A game that is played by only one person. Solitaire (or solo) games can include card games, war games (like Labyrinth: The War on Terror 2001 – ?), interactive fiction (like Choose Your Own Adventure fiction), role-playing (like Mythic Game Master Emulator), crossword puzzles, video games, and many more.
Solitaire games can be divided into two main groups: player-versus-game, and player-versus-circumstance. In player-versus-game versions, the game is acting as a direct opposition (or challenge) towards the player achieving their goals. As an example, in the video game Uplink, the player takes on the role of a computer hacker in the year 2010, who begins work for the Uplink Corporation, which is a worldwide company providing work for hackers. The player amasses money, software, gateway hardware and skill in the course of performing jobs for various clients, and hacking servers of global corporations for profit.
In player-versus-circumstance versions, the game is more dependent on:
- Chance: The game uses randomly-generated elements to offer unpredictability and repeatability.
- Uncertainty: Forcing the player to make guesses, logical deduction, investigation, or engage in discovery.
- Narratology: The game relies on storytelling elements.
- Player Skills: The player must improve their skills to overcome the challenge.
For example, in the popular card game Solitaire (aka Patience), the challenge of the game is in ordering randomly-sorted cards. These style games can also present puzzles, riddles, tricks, and traps to ensnare the player.
In player-versus-game scenarios, the game itself may either act as a near-perfect surrogate for a real player, or it may instead have vastly different mechanics that produce similar results (via abstraction).
Many approaches have been taken in converting a traditionally multiplayer experience into a singular one.
Solo Player Demographics
BioWare Austin’s Damion Schubert gave a Game Developer’s Conference speech in 2011 discussing the different demographics of players, which include:
- New Player: Players that just started or joined a game and want to learn how to play at their own speed without being pressured or competing.
- Counter-Convention: Some players want to play the game but not engage in socially-acceptable behavior.
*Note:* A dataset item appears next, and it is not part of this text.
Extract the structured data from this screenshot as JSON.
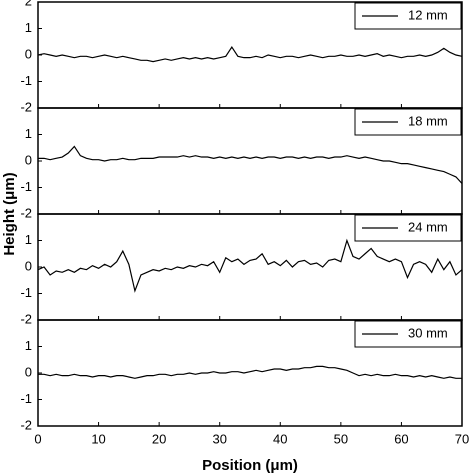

These players may want to explore less-empathic behavior.
- Lunch At Your Desk: Some players can only play under unique constraints (such as time limits or live in an isolated area).
- Introverts: Players that struggle with or avoid social interaction. They may use in-game interaction with non-player characters as social food (a surrogate to real-world socialization).
- The Adrift: Players who are happy to play multi-player games, but their player group or friends have fallen apart (or the player has left the group) and now doesn’t have anyone to play with. Game designers should offer ways for these player-types to find new players.
- The Unworthy: Players who want to socialize but are afraid of letting their teammates down by failing. They find it difficult to prove themselves to other players and/or earn a spot on a competitive team.
- The Vacationer: Players who want to play the game, but want a break from obligations and responsibilities (such as though found in structured teams). They just want to play casually as a form of relaxation.
- The Commitment-Phobe: Players who look down on other players, who have low patience and short tempers for dealing with other players and/or team groups. They prefer to keep their own company.
- The Garbo: Players who aren’t lonely, and therefore are perfectly fine (and in fact prefer) to simply play the game alone at their own pace or in their own way.
For players who prefer to play alone, don’t have access to other players, or only have a small window of time for recreation, solitaire games offer a quick and easy way to have fun. All is needed is a single player and the game. Setup times are usually shorter, and a single player has the freedom to choose when to stop and resume play sessions.
Solo players are also afforded the luxury of deciding how they specifically wish to play the game–which might otherwise run counter to other players’ wishes (if it were a multiplayer game). As an example, a player can pick a difficulty setting most appropriate to them (rather than based off group-consensus), or choose to play at a different speed, or sequence, than what most other people would choose to do.
Solitaire games can also construct a unique story arc, similar to fictional literature, that might otherwise be difficult (or even impossible) to pull off when multiple players are involved. For this reason, many of the world’s best story-driven games tend to be solitaire (or at most parallel play) in nature.
Solo games, by definition, miss out on the many social experiences offered in multiplayer games such as cooperation, dynamic teams, or free-for-all. For this reason, solitaire games are generally not considered appropriate to be played with a group of players (since only one player would be able to play at a time).